Thursday, September 29, 2011

Book Review: Esi Edugyan - Half Blood Blues


Esi Edugyan - Half Blood Blues
(Serpent's Tail, 345pp., £10.99. Book Review by Chris Parker)


First, the good news: a book with jazz musicians as its central characters, set at a time when the music came closest to being popular worldwide, and informed by what appears to be genuine love of and respect for said music, has been shortlisted for the most prestigious prize in the English-speaking literary world: the Booker.

Now the bad news: both as a novel per se, and (particularly) as a representation of jazz and the musicians who play it, it's extremely disappointing.

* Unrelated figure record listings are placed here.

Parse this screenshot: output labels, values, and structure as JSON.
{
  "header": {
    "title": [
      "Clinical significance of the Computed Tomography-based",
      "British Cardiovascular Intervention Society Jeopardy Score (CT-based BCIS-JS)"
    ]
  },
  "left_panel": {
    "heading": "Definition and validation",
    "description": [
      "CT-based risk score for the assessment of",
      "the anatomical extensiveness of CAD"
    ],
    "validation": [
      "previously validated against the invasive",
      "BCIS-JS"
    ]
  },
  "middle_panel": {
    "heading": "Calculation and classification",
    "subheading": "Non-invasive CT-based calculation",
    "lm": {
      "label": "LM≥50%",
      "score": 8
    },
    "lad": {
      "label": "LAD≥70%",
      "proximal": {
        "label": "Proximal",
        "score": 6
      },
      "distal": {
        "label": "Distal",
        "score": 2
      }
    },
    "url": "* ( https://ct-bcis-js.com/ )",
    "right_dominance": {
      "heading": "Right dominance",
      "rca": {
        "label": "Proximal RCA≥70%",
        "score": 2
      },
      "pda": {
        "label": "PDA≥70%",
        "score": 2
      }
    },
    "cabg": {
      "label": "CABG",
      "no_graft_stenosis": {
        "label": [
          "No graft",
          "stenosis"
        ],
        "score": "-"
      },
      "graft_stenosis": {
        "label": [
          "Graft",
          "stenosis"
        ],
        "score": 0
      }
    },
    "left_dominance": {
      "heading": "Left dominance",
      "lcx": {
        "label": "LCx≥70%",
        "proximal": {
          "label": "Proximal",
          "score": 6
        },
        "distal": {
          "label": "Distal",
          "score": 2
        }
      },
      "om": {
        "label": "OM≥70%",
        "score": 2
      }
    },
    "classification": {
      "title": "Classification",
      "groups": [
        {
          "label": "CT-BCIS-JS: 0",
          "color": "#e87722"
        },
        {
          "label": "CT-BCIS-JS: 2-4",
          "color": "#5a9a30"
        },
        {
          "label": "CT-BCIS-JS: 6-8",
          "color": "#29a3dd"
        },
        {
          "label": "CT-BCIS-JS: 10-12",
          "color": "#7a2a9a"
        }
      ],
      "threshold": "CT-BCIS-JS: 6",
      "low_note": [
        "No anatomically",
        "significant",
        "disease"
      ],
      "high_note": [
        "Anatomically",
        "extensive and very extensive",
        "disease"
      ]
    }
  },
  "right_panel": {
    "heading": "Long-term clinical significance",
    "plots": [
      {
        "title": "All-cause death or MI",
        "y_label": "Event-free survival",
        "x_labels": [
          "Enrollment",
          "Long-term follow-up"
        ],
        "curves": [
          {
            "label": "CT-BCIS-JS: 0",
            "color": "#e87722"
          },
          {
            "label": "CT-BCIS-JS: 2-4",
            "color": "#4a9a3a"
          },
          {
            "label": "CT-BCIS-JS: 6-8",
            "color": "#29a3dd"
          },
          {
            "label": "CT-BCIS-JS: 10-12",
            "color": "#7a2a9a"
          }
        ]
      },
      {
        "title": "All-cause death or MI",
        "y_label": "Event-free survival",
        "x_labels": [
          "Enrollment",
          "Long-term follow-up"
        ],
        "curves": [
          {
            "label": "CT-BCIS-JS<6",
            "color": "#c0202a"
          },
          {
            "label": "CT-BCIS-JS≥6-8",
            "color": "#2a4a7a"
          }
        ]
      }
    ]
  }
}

Purely as a novel, Half Blood Blues fails on numerous levels: it's derivative (the plot, hinging on betrayal and invasion, is oddly reminiscent of Khaled Hosseini's The Kite Runner with occasional flashes of Irène Nemirovsky's Suite Française), formulaic (demotic first-person narrative written from an 'older/wiser' perspective) and simplistic (all shades of morality bleached out by the ghastly glare of Nazism); it also fails to individualise any of its characters, all of whom are unrelievedly 'flat' in the Forsterian sense, and it has no narrative 'pull', since the most interesting event in it takes place right at the beginning.

In short, if you're after thoughtful reflection on war and its effects, with special reference to Franco-German hostility, read any of Storm Jameson's novels on the subject rather than this somewhat superficial yarn.

As far as the representation of jazz and its practitioners is concerned, Edugyan's novel also disappoints. Of course, fiction writers (or film makers for that matter) are under no obligation whatsoever to present jazz musicians in a favourable light; what they are obliged to do, however, is to present them in as nuanced and subtle a manner as possible. This Edugyan signally fails to do: the 'half-blood' (German-Senegalese) trumpet prodigy at the centre of the book is simply a cipher, given little dialogue with which to express his feelings about being raised as a mixed-race child in an increasingly hostile atmosphere as the Third Reich replaces the Weimar Republic; the novel's eightysomething narrator is self-confessedly 'unreliable' and unsympathetic, so fails to engage the reader's interest, let alone sympathy; his old friend and bandmate Chip is guess what? a hard-drinking ex-junkie with a nasty line in locker-room humour.

One incident will suffice to illustrate the paucity of imagination, the reliance on unpleasant cliché and stereotyping that characterise the novel: the narrator concludes one passage of reminiscence with the words 'The jazz life. I was hooked.' So what constitutes 'the jazz life' for him? Sneaking into a jazz club in his early teens, watching his friend Chip play drums, being introduced to two women who turn out to be prostitutes, then running away from the brothel to which they take him without paying for the sexual initiation he undergoes there.

All this would not matter so much were it not for the fact that Half Blood Blues is an opportunity missed: anyone who's read anything on the subject of the Nazis and their attitude to what they termed entartete Musik (there is a short Bibliography in the back of Edugyan's book, but one of the most revealing works on the subject, Mike Zwerin's La Tristesse de Saint Louis is not mentioned) will undoubtedly be mystified as to just how such a fascinating subject falls so flat in these pages. And as a final insult, the central character's name is misspelled on the book's cover.